The future of teaching is a topic I often think about as it directly impacts not only my career, but where today’s children are heading.
All it takes is a semblance of honesty and a bit of observation to know we are in the middle of a paradigm shift on how education works. The models of the past are broken and despite the call for nostalgia by people who felt the old ways were better, they’re not coming back.
Many teachers today are either embracing the change and running along with it, or fighting against the current by admonishing how students can’t handle “the basics” anymore (basics being rote memorization, timed tests and other artifacts that have been proven to be ineffective for learning, but easy for assessment).
The public seems to sway one way or the other as well.
Let’s not kid ourselves — the needs of students have changed and it’s becoming increasingly difficult to provide individualized education to each child in the context of a classroom with over twenty students. Many of my colleagues do an excellent job, but burnout is now a major concern.
There’s also the growing divide between students who come from families that can provide direct support to their child’s future and those who cannot. In the latter case, the hope is these students become self-motivated enough to see education is a means to change the course of their future.
The focus for years was on getting these failing students to see the value in education in order to pass. Unfortunately, this was done at the expense of motivating other students to higher levels of achievement, resulting in a strive for mediocrity as the norm.
However, just as the economic middle class is disappearing in our global economy, the “average” student is disappearing alongside it. There’s pressure to get an A, or to resign oneself to getting a passing grade in order to move on.
What makes closing the gap difficult is finding the motivating factors for each student and carefully selecting appropriate challenges for their skill level. Challenge them just enough and they will stretch themselves to learn and improve.
If the challenge is too hard, they resign. If it’s too easy, they get bored. The sweet spot is somewhere in the middle, but again, it’s different for every student.
The promise of AI is to level the playing field by using algorithms from student input to always hit that middle ground. In doing so, it can increase the rate of learning for each student by almost four times what they currently get in today’s education.
In other words, it’s promising a truly individualized education that is four times more effective than even the best classroom teachers.
Considering the current technology of accurately predicting what a user will like next on a platform based on their history, we’re not far off from this being a reality. Whatever my thoughts are about the impact of this technology on education, it won’t stop it from coming.
Globally, there is going to be a massive disruption in many industries with AI, but I want to focus specifically on teachers.

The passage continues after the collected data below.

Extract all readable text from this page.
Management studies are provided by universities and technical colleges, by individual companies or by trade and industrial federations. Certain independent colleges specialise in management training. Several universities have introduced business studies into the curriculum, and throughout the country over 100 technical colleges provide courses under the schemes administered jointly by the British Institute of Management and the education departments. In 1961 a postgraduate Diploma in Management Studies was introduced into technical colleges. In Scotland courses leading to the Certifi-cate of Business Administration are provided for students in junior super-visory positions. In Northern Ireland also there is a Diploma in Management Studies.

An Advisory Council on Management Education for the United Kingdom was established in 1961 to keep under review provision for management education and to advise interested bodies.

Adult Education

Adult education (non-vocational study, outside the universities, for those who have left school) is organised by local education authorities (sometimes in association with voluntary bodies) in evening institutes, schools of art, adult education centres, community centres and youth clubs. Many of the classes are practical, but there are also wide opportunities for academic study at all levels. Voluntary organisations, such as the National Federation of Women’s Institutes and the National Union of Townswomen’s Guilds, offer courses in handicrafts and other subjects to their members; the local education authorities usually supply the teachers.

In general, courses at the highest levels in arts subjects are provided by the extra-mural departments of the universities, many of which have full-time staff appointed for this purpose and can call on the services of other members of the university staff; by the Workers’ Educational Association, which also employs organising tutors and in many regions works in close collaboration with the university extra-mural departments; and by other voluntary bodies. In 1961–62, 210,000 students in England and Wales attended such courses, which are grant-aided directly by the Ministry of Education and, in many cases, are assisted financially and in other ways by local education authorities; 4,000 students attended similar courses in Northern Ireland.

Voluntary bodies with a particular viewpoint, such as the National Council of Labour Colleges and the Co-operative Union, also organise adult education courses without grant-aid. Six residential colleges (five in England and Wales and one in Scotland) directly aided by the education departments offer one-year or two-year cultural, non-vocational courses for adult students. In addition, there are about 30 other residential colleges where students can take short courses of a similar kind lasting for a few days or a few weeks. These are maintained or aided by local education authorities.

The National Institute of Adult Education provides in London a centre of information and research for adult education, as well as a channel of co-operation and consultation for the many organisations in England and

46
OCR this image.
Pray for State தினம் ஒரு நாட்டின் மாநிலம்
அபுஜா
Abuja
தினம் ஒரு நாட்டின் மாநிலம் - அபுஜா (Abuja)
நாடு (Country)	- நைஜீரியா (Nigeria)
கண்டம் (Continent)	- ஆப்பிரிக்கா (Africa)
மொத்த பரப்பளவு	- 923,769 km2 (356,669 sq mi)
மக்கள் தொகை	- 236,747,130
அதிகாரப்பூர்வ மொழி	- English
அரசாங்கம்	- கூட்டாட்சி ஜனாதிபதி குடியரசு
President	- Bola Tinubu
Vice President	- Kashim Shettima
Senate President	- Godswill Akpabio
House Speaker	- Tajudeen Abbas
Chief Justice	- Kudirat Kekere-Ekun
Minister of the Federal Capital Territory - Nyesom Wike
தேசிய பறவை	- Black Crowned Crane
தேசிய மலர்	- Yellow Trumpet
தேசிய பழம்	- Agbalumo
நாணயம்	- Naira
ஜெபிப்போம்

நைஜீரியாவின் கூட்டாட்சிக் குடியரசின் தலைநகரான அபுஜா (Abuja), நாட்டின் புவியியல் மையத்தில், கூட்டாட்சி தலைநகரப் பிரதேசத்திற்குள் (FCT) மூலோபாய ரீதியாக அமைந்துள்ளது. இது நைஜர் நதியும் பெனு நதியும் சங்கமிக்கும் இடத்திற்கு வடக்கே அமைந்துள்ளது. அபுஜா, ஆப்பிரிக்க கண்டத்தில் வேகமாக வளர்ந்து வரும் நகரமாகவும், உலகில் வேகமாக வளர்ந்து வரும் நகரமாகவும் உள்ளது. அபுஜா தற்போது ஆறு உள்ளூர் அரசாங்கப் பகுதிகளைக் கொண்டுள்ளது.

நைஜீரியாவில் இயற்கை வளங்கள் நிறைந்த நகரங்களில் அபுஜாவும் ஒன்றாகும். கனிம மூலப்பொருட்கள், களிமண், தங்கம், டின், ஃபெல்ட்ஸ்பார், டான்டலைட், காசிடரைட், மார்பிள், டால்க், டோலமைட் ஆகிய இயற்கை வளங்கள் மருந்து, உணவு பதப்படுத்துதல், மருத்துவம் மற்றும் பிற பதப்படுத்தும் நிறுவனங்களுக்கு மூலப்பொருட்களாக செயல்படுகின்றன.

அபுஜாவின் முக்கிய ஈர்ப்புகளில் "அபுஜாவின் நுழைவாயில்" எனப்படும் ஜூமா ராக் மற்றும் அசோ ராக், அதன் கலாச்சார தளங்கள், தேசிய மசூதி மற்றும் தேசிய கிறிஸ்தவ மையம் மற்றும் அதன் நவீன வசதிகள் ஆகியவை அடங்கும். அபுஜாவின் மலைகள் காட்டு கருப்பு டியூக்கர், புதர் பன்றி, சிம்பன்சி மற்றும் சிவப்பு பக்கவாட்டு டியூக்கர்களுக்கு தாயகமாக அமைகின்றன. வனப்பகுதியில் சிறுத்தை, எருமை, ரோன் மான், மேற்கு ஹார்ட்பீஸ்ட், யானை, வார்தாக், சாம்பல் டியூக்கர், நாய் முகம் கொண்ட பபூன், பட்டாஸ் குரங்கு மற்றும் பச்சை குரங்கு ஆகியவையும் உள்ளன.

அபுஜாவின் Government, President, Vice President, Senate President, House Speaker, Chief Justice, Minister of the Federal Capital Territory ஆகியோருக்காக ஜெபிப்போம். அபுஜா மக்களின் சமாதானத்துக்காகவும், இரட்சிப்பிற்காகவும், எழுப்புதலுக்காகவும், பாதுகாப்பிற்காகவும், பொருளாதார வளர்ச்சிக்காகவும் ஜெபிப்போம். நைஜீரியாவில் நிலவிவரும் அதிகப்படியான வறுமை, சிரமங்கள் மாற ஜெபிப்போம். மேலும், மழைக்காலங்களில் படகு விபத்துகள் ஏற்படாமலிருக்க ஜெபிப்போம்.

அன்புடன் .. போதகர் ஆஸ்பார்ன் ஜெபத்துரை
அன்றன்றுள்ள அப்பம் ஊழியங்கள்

Every time a new technology comes to pass, there is someone claiming it will be the end of teachers.
Sound? We can record the best lectures on vinyl and play it for students!
Video? Now we can record the best teachers giving their lessons and play it for students!
Internet? It’s the best of the above two and we now have online courses! You don’t even need to be in a classroom anymore.
MOOC? The best university professors putting their courses online, with video, for free? Higher education just got massively disrupted!
None of those have killed the profession of teaching and I don’t predict AI will either. Why?
Give a student a device that can access the Internet, with all the knowledge of humanity and accessible tools that we couldn’t even fathom ten years ago, and what are they going to do with it?
Entertain themselves.
Watch videos, play games, message each other, etc.
Someone, somewhere at some point, is going to have to hold them accountable.
This is where I see the teaching profession going in the next ten years. It is going to transform, but with a merging of technological tools and re-thinking of the education system itself: teachers as co-learners, accountability partners and motivators.
Then again, I could be completely wrong and at that point, you can hold me accountable for making such an audacious claim.